United States President Donald Trump was the centre of attraction during his 12-day visit to Asia last week, given a welcome replete with pomp and ceremony in Japan, South Korea and China.
But by the time he left for home on Tuesday, political experts and observers were saying Chinese President Xi Jinping was ahead, with his influence enhanced further.
Mr Trump declared his trip a tremendous success but analysts said he returned home without fulfilling his agenda - convincing Asia's leaders that the US is still committed to the Asia-Pacific.
This is plain in the cool reception given to his ''America First'' speech on trade at the Asia-Pacific Economic Cooperation (Apec) summit.
It was driven home further when he skipped the East Asia Summit, seen by most as a symbolic but important litmus test of US interest in the region - although he did address its leaders at a lunch before that.
Mr Xi, on the other hand, used his Apec address to renew China's commitment to globalisation and support for free trade, in another sign he was willing to take up the leadership mantle the US had abandoned.
''The tune Trump sang was just not what Asian leaders wanted to hear, compared with Xi's message of multilateral cooperation,'' Professor Shi Yinhong of Renmin University told The Straits Times.

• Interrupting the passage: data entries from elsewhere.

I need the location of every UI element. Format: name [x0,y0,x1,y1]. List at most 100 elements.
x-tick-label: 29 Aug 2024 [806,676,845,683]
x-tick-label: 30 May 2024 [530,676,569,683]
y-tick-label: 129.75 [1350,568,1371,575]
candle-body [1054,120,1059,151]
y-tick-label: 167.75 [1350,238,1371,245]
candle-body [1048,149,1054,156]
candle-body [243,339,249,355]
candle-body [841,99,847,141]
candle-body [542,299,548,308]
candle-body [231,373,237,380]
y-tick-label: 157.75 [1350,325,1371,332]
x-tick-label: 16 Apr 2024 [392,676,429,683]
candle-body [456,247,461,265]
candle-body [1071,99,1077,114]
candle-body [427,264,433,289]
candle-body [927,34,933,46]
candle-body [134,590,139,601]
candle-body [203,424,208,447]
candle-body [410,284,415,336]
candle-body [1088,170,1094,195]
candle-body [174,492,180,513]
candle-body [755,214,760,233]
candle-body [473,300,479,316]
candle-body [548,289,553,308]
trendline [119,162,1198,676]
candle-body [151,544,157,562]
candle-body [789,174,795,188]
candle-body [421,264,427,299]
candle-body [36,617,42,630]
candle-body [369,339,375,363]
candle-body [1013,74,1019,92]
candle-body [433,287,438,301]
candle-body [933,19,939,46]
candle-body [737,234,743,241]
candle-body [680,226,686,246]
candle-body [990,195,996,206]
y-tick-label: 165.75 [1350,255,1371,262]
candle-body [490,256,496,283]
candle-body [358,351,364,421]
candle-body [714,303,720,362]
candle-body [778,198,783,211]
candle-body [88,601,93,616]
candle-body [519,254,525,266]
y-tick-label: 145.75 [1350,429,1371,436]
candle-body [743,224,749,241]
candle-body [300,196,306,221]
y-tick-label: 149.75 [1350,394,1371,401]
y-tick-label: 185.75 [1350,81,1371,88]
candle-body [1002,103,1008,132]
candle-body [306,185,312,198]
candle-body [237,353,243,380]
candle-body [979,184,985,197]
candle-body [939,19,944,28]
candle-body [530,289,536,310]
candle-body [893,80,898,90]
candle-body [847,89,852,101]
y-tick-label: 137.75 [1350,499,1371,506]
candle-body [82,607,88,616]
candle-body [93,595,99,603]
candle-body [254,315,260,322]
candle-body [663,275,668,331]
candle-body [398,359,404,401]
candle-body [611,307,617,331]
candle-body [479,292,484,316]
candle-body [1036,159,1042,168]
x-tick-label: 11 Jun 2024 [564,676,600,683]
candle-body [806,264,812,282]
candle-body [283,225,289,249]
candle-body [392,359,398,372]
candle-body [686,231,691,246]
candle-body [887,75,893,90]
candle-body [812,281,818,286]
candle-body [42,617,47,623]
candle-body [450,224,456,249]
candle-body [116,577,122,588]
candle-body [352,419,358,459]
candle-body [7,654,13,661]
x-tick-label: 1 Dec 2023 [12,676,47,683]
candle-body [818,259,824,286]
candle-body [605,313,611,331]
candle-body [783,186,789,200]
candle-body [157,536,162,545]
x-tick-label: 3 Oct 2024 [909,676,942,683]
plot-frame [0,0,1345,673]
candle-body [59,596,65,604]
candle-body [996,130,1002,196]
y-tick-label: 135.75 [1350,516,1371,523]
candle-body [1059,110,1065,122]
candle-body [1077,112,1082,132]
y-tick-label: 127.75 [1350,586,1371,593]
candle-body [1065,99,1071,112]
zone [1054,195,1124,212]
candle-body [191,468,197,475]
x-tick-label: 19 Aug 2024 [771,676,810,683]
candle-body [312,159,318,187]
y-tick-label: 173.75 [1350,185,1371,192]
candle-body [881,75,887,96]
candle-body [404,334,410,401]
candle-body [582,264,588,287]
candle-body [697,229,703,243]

Cornell University analyst Annelise Riles said the trip was ''a key moment in the decline of US power in the Asia-Pacific region''. She pointed especially to the revival of the Trans-Pacific Partnership pact that Mr Trump withdrew from.
He also failed to extract concrete commitments from China to intensify pressure on North Korea, said S. Rajaratnam School of International Studies dean Joseph Liow.
What he secured from China - more than US$250 billion (S$339 billion) in trade deals - points to the need for a big-figure ''win'' he can take home to his voters, said Professor Su Hao of the China Foreign Affairs University.
Facing significant domestic pressure, Mr Trump's aim was for a breakthrough he can take home to show his prowess as a dealmaker that closes deals, Prof Su added.
But critics noted the package consisted of many non-binding agreements that may not materialise, and that Mr Trump failed to secure what American investors wanted: structural reform to the bilateral trade ties that can bring about lasting change, like greater access to the Chinese market.
Such middling results mean Asia's leaders may need to reassess the region's balance of power. ''China's global prestige has clearly emerged a notch above that of the US,'' said Prof Shi. ''The last two weeks is a good indication that change is gathering momentum''.